Aparat penegak hukum akan dilibatkan secara aktif untuk mengawal, mendampingi, dan menindak jika ditemukan pelanggaran.
"Saya tidak mau desa hanya jadi objek. Kepala desa harus diberi ruang dan rasa aman untuk membangun tanpa ada tekanan atau gangguan dari pihak manapun," imbuhnya.
Sebagai bentuk konkret pengawasan, pemerintah akan membuka jalur aduan di setiap kabupaten. Masyarakat dan pemerintah desa dipersilakan melaporkan jika menemui indikasi praktik “nakal” atau upaya yang menghambat jalannya pembangunan di tingkat desa.
"Kalau ada yang cari-cari kesalahan, atau sengaja mempersulit, itu penyakit. Laporkan. Kami siap menindak tegas.
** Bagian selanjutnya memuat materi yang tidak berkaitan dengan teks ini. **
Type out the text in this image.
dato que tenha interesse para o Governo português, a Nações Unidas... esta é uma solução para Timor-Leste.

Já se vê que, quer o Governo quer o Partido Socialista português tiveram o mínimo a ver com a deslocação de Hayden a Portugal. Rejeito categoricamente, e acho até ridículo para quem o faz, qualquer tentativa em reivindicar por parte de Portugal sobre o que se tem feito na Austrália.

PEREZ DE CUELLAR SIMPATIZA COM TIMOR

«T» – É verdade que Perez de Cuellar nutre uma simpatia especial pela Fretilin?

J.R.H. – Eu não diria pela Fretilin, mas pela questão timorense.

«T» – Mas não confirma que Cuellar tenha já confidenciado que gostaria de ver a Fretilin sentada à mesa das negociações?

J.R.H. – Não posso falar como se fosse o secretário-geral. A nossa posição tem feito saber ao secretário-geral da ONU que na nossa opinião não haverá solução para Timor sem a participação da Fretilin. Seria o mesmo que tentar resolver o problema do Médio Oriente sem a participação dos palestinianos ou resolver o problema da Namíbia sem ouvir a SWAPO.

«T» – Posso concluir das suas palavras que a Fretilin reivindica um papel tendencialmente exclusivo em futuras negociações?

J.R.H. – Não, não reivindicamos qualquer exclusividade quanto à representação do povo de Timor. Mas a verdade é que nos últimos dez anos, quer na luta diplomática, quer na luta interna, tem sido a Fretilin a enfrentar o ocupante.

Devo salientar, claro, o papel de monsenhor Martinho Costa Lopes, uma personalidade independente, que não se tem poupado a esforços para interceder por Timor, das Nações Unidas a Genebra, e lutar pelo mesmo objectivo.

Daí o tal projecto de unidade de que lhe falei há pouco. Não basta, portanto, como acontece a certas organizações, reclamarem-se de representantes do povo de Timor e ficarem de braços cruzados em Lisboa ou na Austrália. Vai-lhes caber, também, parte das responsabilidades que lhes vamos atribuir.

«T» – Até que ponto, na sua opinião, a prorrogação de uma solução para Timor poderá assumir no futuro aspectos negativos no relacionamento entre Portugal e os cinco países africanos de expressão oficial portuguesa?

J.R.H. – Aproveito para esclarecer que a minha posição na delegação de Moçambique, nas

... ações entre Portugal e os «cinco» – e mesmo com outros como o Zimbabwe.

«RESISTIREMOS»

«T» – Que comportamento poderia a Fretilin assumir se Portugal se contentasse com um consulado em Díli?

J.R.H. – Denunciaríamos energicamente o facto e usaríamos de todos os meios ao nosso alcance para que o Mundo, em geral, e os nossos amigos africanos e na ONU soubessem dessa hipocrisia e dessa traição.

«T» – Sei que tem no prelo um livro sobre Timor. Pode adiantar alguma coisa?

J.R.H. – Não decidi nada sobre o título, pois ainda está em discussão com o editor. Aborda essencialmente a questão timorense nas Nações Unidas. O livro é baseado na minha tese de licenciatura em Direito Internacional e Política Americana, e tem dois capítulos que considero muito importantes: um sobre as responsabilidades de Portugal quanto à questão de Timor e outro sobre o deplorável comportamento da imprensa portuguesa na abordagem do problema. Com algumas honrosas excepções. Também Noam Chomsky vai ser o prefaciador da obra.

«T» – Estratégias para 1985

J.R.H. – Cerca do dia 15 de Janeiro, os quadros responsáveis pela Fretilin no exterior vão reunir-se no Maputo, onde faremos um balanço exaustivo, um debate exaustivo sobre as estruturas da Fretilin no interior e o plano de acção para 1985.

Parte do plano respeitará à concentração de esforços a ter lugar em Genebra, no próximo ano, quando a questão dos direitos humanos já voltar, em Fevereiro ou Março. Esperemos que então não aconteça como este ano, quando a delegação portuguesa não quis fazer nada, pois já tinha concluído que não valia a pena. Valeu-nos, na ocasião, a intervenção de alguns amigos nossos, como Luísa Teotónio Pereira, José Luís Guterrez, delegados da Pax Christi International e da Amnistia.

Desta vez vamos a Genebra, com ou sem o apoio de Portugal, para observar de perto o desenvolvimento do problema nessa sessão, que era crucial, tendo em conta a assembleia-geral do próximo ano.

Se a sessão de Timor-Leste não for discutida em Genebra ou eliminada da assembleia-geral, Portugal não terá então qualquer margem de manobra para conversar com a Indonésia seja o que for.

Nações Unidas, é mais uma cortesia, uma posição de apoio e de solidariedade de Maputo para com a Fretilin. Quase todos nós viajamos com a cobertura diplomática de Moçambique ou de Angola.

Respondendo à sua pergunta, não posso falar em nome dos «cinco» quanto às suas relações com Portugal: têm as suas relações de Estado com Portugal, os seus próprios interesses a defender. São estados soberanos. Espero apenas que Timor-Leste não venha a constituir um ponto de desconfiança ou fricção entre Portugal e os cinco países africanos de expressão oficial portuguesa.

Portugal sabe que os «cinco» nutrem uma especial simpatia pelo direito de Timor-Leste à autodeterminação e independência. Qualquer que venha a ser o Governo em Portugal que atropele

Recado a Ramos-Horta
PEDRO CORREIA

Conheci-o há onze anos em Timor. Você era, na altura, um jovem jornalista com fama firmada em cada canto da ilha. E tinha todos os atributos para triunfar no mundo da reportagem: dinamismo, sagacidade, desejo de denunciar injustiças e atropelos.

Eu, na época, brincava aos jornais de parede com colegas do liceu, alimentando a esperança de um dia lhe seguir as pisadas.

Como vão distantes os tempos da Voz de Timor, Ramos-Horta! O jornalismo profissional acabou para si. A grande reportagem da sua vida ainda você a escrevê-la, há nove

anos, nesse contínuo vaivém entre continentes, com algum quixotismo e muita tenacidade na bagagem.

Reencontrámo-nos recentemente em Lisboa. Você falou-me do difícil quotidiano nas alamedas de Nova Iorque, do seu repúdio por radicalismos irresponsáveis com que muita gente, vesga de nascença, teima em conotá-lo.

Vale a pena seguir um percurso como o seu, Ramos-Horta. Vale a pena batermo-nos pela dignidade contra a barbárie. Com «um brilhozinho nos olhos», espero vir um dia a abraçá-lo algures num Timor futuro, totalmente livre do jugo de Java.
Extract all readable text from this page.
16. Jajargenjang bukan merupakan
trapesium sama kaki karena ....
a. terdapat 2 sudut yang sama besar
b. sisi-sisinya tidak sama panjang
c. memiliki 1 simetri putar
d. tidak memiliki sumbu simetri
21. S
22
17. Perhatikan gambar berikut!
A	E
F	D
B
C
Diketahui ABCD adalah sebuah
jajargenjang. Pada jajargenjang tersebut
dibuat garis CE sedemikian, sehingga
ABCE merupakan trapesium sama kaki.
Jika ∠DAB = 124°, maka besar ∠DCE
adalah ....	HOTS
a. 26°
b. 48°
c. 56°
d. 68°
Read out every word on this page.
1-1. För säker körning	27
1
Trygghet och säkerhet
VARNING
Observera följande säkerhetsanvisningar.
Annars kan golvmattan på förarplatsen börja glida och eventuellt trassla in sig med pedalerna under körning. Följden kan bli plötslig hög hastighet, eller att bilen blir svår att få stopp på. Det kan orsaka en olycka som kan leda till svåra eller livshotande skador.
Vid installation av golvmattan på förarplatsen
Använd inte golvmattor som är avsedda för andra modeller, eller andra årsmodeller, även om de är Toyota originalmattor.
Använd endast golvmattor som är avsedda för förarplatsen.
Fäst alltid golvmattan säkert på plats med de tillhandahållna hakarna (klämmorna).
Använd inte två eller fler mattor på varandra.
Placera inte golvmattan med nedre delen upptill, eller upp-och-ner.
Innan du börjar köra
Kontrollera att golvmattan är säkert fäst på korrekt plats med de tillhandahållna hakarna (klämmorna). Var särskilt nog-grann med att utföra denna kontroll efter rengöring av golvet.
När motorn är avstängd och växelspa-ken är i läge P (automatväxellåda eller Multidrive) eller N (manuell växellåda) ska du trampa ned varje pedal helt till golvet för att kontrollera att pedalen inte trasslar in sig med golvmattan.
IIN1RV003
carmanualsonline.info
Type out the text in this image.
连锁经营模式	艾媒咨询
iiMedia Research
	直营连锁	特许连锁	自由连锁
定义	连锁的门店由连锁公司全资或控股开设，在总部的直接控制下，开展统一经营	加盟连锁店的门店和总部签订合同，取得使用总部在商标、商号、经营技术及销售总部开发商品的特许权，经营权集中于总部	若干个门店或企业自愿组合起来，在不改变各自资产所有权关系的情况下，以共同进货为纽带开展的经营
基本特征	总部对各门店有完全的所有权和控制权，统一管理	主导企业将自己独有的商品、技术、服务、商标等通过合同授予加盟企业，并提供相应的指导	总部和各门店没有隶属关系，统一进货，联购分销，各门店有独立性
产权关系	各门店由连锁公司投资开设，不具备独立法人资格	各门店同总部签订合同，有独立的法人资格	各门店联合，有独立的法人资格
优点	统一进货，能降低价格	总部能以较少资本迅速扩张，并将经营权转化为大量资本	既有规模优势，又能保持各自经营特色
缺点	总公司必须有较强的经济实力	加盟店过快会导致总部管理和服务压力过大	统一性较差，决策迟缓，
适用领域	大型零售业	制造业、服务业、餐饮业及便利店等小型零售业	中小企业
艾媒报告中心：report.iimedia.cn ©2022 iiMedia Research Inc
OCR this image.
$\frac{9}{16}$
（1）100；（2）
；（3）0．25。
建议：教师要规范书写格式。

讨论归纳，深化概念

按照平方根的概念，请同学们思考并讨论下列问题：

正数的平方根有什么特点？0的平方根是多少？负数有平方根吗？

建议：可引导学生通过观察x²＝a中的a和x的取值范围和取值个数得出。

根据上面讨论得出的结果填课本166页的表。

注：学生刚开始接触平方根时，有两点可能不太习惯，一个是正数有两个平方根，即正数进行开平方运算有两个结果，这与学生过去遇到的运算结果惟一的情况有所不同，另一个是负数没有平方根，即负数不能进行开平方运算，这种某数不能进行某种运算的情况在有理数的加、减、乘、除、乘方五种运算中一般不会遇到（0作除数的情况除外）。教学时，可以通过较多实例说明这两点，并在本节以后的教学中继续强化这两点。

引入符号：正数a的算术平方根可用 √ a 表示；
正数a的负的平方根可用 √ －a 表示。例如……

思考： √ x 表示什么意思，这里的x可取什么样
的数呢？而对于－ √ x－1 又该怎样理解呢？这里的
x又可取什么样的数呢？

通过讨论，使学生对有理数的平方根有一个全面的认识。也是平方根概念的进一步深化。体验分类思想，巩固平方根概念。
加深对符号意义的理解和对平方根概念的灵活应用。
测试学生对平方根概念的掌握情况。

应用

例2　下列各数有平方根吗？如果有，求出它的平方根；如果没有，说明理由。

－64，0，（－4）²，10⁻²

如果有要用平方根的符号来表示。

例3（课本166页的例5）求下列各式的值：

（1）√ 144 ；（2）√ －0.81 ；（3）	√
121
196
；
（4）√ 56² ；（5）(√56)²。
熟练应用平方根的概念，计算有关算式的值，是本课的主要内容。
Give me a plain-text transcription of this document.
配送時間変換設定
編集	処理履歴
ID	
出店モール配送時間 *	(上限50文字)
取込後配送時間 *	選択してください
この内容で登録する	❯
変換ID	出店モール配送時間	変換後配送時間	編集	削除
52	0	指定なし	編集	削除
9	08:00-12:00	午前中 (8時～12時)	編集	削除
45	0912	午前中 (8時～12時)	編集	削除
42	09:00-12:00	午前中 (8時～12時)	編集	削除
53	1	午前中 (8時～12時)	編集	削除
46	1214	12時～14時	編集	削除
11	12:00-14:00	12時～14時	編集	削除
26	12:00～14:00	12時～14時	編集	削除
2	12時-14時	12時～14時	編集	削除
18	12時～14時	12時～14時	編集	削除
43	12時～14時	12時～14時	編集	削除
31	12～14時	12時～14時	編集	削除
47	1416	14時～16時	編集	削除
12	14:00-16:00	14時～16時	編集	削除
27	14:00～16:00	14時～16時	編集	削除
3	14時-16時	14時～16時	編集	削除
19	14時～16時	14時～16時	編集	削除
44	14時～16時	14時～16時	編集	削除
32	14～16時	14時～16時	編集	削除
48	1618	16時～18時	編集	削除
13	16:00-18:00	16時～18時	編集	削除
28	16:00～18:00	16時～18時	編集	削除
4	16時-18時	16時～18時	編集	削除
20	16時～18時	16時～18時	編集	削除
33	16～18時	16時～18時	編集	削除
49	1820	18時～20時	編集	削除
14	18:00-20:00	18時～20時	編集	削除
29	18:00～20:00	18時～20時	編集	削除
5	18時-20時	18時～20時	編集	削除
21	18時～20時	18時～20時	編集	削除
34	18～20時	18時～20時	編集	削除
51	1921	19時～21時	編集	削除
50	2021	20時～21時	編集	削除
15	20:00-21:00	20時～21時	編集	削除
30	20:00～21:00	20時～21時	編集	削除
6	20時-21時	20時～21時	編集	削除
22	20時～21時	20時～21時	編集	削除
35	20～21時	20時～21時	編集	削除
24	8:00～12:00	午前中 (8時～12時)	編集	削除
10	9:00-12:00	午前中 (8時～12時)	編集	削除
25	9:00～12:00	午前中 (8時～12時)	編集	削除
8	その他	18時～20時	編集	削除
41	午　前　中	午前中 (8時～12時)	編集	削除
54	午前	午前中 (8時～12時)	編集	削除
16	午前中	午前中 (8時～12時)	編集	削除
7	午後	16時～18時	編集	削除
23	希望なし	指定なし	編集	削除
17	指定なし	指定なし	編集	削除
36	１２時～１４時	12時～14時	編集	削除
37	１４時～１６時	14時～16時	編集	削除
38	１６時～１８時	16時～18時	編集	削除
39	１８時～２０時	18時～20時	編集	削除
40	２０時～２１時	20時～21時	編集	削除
Saya sudah pastikan Polda dan Kejaksaan ikut mengawal," ujar Gubernur.
Langkah ini diambil untuk mendorong desa agar tidak hanya menjadi penonton, tetapi penggerak utama dalam pembangunan daerah.
Dengan jaminan keamanan hukum, diharapkan para kepala desa bisa lebih leluasa dalam berinovasi dan menjalankan program-program yang menyentuh langsung kebutuhan masyarakat.(KS01)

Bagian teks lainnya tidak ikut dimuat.